Saule Research Institute has participated in EU projects exclusively as a consortium partner — never as coordinator — which is consistent with a young, specialised institute contributing deep technical expertise to larger cross-sector consortia rather than leading programme management. With 19 unique partners across 11 countries from just two projects, they engage in broad European networks. No partner overlap between the two projects is evident, suggesting they join consortia based on thematic fit rather than maintaining a fixed inner circle.
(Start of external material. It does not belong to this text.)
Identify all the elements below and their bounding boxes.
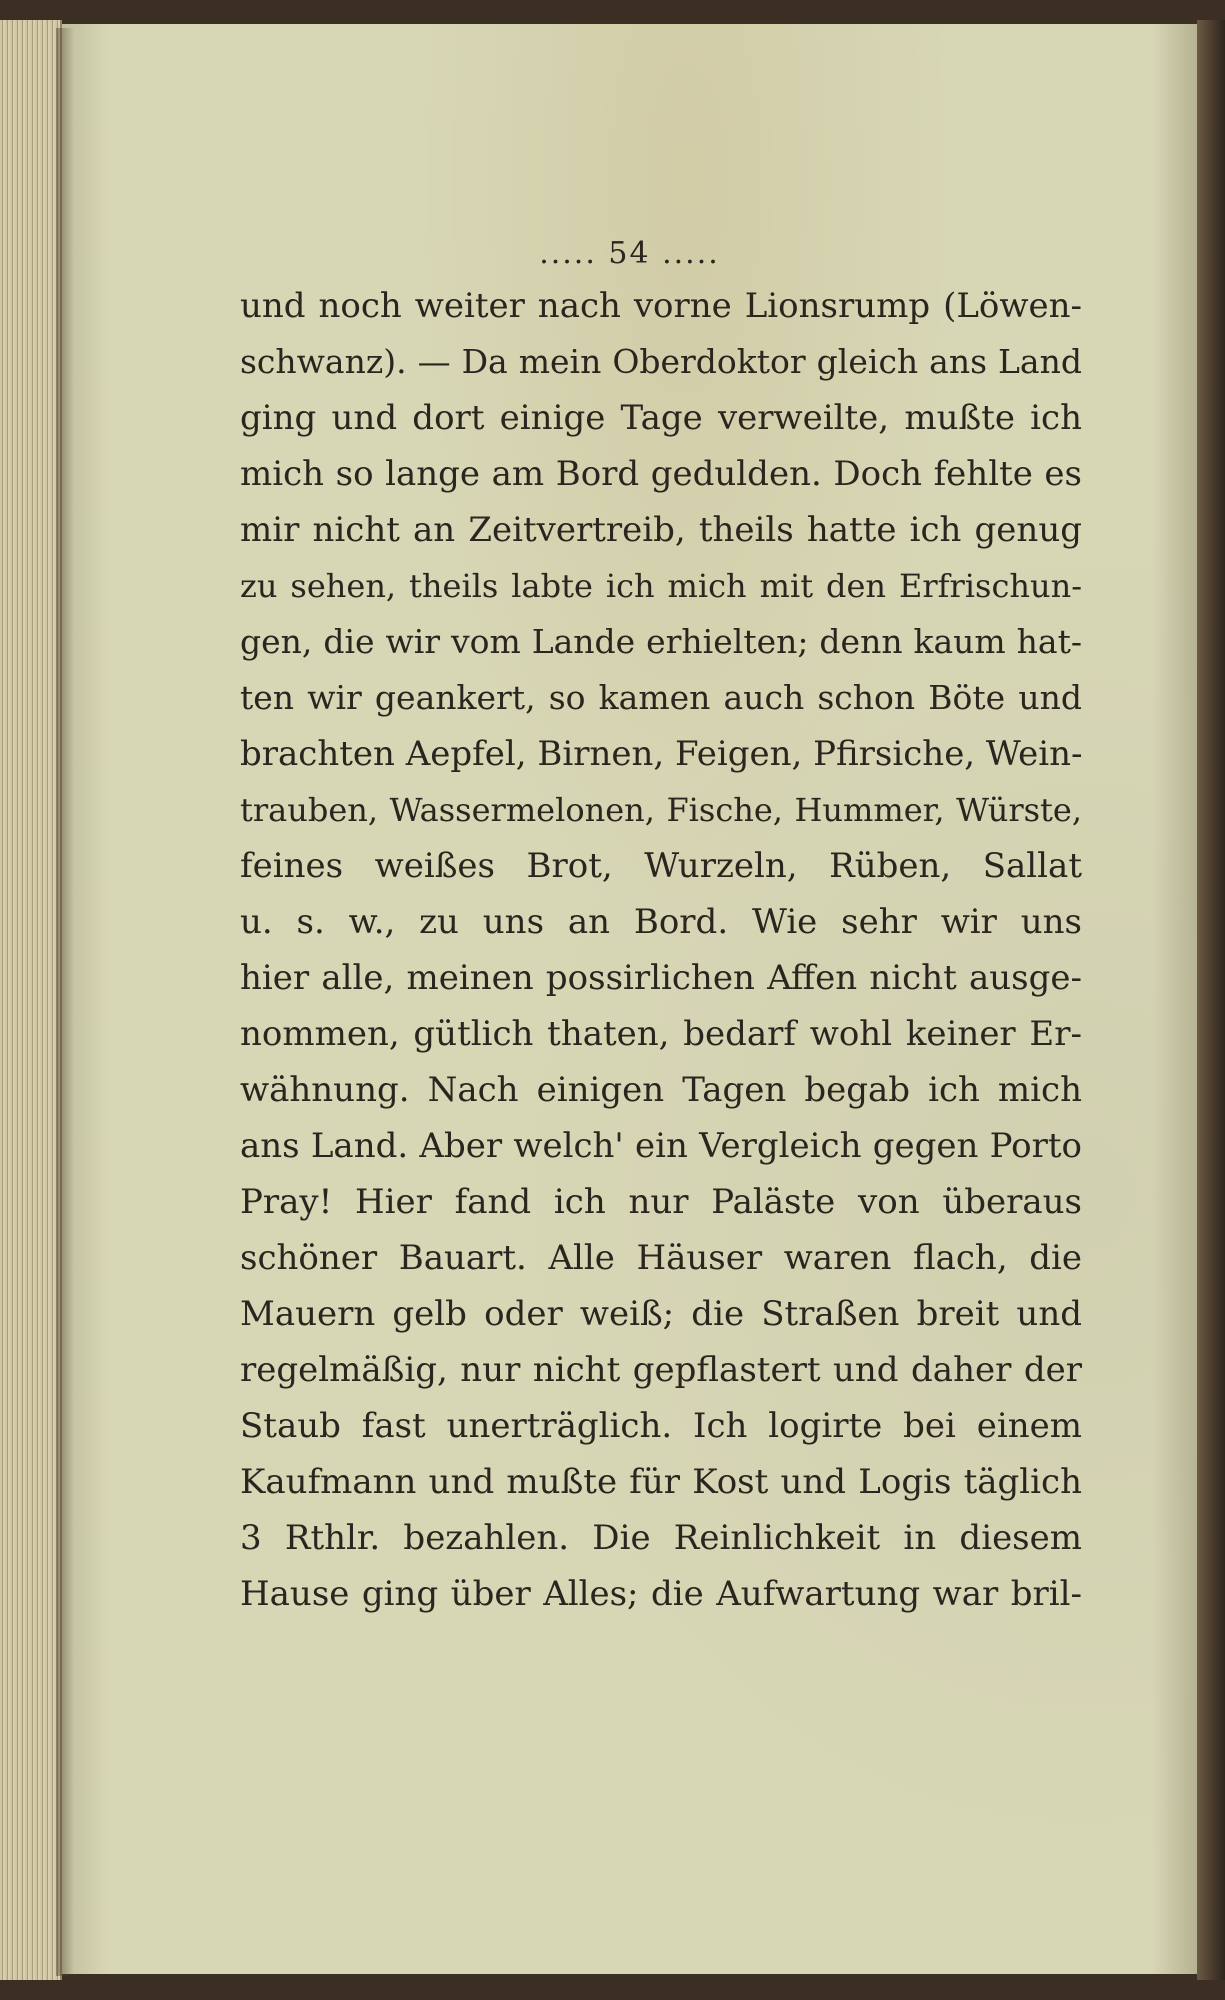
text-line: Mauern gelb oder weiß; die Straßen breit und [240, 1294, 1082, 1334]
text-line: mir nicht an Zeitvertreib, theils hatte ich genug [240, 510, 1082, 550]
text-line: regelmäßig, nur nicht gepflastert und daher der [240, 1350, 1082, 1390]
text-line: trauben, Wassermelonen, Fische, Hummer, Würste, [240, 791, 1082, 829]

The institute has built a network of 19 unique partners across 11 countries from just two projects — a surprisingly wide reach for such a small portfolio, indicating they are deliberately inserted into large pan-European consortia. Their geographic footprint spans multiple EU member states, though no single country cluster dominates.

Why partner with them

What sets them apart

Saule Research Institute occupies a rare position as a research foundation with direct ties to a commercial perovskite solar company (Saule Technologies), meaning their research is grounded in manufacturability constraints rather than purely academic curiosity. Within Poland, they are among the very few organisations with demonstrated EU-funded expertise specifically in inkjet-printed perovskite photovoltaics — a technology sector where Poland otherwise has limited representation. For consortium builders, they offer a combination of materials science depth, device engineering capability, and a clear line of sight to commercial scale-up that most university labs cannot credibly claim.

Notable projects

Highlights from their portfolio

  • POWERSKIN PLUS
    Largest grant (€362,500) and longest duration (2019-2024), integrating perovskite PV directly into modular building façade systems alongside vacuum insulation and thermal storage — a full system-level demonstration.
  • DROP-IT
    Tackles the toxicity barrier of perovskite technology head-on by developing lead-free alternatives deposited via inkjet printing, extending the platform to flexible LEDs and photonics beyond solar cells.
Cross-sector capabilities
Advanced manufacturing (roll-to-roll and inkjet printing of thin-film devices)Construction and built environment (facade-integrated energy systems, nZEB)Electronics and photonics (flexible LEDs, optoelectronic components)
Analysis note: Only 2 projects, both starting in the same year (2019), limit temporal evolution analysis. The early/recent keyword split reflects parallel work streams within a single funding period rather than a true chronological shift. Profile is coherent and specific, but the small dataset means any claim about strategic direction is extrapolated from limited evidence. Confidence would rise significantly with post-2024 project data.